Avec la transition digitale et les avancées de l’intelligence artificielle, les formations linguistiques vont être de plus en plus proposées en ligne. Cette tendance boostera sans doute l’approche par compétences, car elle simplifie le suivi, l’évaluation continue, le reporting et la gestion intelligente des parcours de formation.
Les prestataires du distanciel devront faire attention à ne pas choisir les solutions de facilité en mettant plus de moyens dans le marketing des solutions que dans les solutions elles-mêmes, car à long terme, le marché sanctionne ceux qui promettent beaucoup et livrent peu.
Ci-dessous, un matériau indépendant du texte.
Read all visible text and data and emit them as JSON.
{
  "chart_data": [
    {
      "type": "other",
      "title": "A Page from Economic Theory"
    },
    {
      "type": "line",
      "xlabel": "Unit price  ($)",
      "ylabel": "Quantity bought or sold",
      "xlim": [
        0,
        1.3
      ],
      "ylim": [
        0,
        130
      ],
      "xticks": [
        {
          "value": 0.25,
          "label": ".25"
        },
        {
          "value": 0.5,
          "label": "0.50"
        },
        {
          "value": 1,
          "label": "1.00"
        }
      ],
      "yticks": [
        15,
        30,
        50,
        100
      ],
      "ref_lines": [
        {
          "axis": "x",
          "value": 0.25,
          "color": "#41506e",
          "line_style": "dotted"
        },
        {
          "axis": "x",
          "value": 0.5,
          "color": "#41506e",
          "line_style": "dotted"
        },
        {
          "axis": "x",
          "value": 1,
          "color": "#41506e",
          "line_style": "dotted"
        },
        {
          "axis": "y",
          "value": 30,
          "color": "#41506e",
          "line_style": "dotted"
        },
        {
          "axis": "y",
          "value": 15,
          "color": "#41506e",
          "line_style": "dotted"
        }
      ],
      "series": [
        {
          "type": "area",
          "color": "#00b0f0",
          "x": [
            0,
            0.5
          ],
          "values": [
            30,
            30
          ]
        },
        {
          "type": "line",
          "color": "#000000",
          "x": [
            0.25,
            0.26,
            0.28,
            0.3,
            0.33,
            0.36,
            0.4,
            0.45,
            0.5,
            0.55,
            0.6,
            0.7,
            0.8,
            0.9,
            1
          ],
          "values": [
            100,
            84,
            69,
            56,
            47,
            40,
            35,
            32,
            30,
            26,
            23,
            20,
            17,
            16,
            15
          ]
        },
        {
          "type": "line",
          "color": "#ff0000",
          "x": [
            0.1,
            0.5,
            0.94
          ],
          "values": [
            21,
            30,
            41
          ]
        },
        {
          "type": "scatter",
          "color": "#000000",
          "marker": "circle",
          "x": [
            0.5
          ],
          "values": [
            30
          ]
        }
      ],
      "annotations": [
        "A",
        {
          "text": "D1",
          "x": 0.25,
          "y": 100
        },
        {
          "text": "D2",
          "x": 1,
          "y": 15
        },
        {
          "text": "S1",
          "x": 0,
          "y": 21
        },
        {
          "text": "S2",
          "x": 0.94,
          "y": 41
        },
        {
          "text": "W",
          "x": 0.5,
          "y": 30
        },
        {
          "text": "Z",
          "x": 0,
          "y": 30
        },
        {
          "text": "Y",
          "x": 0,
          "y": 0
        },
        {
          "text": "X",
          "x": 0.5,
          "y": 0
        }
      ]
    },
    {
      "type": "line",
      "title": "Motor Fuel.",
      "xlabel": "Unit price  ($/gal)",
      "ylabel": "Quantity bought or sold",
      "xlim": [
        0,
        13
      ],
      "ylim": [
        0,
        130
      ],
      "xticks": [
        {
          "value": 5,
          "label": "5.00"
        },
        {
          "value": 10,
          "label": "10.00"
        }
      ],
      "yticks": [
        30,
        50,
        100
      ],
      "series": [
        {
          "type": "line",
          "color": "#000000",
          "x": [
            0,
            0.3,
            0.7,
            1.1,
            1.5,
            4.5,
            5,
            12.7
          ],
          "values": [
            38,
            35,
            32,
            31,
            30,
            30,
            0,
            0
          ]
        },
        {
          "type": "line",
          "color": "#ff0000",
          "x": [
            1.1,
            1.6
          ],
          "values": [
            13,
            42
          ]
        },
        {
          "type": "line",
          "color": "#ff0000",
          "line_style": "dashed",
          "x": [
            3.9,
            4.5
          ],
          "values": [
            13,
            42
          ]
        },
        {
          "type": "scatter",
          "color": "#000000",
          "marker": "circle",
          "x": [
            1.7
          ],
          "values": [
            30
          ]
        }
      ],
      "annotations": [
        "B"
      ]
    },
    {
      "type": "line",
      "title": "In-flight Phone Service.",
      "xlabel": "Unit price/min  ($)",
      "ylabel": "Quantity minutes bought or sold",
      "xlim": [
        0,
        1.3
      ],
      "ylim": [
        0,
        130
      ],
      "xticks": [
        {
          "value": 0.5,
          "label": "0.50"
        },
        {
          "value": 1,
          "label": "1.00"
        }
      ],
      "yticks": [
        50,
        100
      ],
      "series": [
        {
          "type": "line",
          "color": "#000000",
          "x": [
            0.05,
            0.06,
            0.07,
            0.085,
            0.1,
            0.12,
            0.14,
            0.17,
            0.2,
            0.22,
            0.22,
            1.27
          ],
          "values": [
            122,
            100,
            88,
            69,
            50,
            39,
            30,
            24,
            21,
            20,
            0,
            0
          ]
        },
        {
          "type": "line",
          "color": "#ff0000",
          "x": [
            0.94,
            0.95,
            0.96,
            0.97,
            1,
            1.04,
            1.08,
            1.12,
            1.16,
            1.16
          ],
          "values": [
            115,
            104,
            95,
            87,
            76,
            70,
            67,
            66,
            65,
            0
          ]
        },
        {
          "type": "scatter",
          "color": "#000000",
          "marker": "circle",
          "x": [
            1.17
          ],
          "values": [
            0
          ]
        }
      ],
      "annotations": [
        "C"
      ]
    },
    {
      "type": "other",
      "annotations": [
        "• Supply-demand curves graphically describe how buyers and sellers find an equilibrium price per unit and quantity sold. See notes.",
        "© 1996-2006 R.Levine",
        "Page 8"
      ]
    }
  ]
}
Comme nous l’avons déjà indiqué, les idées développées ici ne sont pas particulièrement innovantes ou inédites. Elles tentent simplement de résumer les meilleures pratiques d’évaluation de la progression linguistique existantes, qui ont fait leurs preuves, qui sont centrées sur des objectifs réalistes, mais qui restent insuffisamment appliquées dans la formation professionnelle.
D’où un gaspillage énorme de ressources et une décrédibilisation de la formation linguistique, car les résultats sont rarement au rendez-vous. Tout simplement parce que les attentes des acheteurs ne sont pas en phase avec les objectifs réels de la formation.
Il faut dire que les réformes successives de la formation, qui conditionnent les financements à des certifications parfois déconnectées des objectifs, ont contribué à brouiller les pistes. Compte tenu de la focalisation croissante des entreprises et des pouvoirs publics sur le développement des compétences et de la performance des salariés, il est peut-être temps que tous les acteurs du marché adoptent une approche de l’évaluation plus en phase avec les objectifs de la formation et les besoins réels du terrain.
Toutefois, il est bon de rappeler que ce n’est pas le degré d’efficacité ou de sophistication du dispositif qui détermine la réussite d’un projet de formation. Ce qui compte avant tout est l’implication, la motivation et l’engagement des apprenants, des formateurs et de tous les acteurs impliqués dans le dispositif.